That empty feeling you have when waking up
My conscious life is fine. Ambling along, my day consists of few real topics of concern or responsibilities:
- D&D this and that...
- Is the Baldur's Gate 3 patch ready for Macs yet?
- Haven't heard from Mark for a while.
- Oh good, someone I don't like is nearly dead.
- Oh my god - some dice I've ordered have gone to my old address. (Crisis situation.)
But in my dreams all manner of things are playing out. My true underlying anxieties in other words.
Back in an old job given an impossibly boring and incomprehensible task to do. Sacked but still coming in and deeply unpopular, I feign work whilst feeling the ire of those colleagues who I equally resent.
Or I'm retaking my A-levels and haven't been to a single lesson.
Blanked by neighbours I knew for 8 years of my life.

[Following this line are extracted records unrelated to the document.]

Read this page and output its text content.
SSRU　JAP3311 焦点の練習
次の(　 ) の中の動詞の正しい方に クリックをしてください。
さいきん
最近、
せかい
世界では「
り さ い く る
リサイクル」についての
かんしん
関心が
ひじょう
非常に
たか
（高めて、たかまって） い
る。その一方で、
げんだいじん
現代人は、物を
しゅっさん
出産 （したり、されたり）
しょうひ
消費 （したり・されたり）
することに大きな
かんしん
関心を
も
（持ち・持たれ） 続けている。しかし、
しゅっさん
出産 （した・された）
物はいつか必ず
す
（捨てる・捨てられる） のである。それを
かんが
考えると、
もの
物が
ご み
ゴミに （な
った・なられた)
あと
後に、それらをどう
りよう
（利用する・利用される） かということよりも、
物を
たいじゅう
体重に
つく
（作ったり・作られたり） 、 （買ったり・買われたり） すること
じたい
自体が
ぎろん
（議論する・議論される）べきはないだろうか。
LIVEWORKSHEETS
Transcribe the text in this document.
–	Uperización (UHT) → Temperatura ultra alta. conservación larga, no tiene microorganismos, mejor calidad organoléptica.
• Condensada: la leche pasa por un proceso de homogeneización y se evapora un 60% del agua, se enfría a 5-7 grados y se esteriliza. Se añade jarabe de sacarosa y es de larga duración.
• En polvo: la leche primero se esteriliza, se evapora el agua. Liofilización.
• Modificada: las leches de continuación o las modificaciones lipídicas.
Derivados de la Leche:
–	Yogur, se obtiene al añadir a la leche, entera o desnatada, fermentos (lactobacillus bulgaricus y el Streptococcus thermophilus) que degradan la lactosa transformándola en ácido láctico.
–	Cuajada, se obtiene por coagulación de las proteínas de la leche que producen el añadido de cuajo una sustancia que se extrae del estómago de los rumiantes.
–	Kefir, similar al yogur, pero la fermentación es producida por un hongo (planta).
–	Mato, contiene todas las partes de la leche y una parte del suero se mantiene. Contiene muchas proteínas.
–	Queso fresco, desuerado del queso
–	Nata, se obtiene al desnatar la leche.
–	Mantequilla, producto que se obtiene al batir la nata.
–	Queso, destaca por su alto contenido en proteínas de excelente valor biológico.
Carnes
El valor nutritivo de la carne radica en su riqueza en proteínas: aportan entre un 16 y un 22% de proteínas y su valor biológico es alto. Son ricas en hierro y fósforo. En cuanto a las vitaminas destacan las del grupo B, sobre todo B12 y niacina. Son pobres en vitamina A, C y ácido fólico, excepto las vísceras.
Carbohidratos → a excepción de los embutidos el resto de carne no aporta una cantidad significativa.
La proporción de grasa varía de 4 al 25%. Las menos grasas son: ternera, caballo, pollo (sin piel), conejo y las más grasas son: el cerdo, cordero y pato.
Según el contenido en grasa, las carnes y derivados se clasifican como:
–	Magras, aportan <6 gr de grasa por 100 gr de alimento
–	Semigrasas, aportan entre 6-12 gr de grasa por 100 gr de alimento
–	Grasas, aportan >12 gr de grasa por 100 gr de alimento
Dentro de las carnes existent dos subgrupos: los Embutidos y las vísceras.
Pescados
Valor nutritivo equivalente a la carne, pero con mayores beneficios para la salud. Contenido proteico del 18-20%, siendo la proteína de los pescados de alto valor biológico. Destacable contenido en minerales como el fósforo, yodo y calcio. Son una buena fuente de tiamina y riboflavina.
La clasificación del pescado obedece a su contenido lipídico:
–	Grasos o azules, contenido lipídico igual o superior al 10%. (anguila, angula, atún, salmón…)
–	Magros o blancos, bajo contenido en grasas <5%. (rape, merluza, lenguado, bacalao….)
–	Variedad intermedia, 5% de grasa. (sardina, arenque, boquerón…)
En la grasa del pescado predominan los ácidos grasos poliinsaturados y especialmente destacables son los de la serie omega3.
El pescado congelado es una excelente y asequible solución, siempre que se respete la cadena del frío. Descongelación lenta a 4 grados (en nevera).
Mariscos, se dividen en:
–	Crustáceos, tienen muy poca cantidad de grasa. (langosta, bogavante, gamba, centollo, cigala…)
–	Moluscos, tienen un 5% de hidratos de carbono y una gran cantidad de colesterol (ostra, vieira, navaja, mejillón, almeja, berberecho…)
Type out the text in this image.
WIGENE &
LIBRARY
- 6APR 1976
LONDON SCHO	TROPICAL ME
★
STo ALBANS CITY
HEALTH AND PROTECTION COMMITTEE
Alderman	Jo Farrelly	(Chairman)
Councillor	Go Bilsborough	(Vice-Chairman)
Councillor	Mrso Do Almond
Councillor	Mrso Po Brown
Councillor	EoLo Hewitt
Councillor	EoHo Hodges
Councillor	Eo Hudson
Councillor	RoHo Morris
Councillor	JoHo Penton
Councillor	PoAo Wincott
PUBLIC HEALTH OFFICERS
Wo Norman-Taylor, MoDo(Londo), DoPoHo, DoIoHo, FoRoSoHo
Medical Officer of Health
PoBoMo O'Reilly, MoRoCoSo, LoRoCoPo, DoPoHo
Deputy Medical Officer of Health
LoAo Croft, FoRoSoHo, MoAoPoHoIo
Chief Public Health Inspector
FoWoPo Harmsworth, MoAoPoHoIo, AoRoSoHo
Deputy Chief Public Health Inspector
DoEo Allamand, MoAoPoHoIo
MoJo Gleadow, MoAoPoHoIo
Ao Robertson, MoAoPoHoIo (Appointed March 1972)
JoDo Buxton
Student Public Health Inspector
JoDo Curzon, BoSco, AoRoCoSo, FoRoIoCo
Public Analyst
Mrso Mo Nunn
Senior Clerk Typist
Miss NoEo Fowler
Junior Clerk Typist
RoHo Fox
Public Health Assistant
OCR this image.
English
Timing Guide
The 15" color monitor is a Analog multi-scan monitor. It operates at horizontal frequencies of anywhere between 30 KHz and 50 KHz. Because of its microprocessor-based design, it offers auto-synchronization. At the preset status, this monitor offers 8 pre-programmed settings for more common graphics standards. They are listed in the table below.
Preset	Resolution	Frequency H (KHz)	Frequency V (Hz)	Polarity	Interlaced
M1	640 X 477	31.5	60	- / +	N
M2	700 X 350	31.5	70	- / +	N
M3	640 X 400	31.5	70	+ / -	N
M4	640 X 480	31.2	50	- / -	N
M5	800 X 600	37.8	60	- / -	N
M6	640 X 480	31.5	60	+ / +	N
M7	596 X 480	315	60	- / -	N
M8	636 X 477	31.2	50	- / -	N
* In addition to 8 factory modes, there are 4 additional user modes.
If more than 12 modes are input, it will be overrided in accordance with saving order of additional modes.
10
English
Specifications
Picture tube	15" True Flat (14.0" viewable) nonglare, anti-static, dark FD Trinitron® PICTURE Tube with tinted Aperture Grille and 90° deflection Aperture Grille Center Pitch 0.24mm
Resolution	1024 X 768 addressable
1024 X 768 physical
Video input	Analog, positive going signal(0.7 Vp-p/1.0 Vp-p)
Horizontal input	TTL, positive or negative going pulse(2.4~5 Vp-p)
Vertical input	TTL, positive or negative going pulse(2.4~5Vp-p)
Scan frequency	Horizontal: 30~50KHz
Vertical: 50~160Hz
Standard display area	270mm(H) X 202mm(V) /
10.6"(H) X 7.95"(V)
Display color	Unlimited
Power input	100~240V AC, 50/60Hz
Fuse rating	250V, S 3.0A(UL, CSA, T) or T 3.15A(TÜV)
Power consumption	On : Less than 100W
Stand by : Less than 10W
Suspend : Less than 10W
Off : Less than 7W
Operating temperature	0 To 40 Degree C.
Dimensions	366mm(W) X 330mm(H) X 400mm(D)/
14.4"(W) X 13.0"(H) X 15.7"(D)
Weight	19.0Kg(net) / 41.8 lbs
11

(These are all dreams by the way.)
"Geraint Davies - A Life Wasted."
The huge duvet is often nearly on the floor when I awake, pillows have rearranged themselves, teeth ground and groggy semi-consciousness.
Had I not been the angst-filled kid I was, I may have climbed higher, had more ambition, more...greed?
As a result I am here writing this aged 54 in my parents' house.
At least I have wonderful handwriting and know the correct use of the apostrophe.
That'll set you up for life, they said.
I then found my Sertraline pills from yesterday which I'd put out but neglected to take.
Perhaps that is the reason for this post's existence?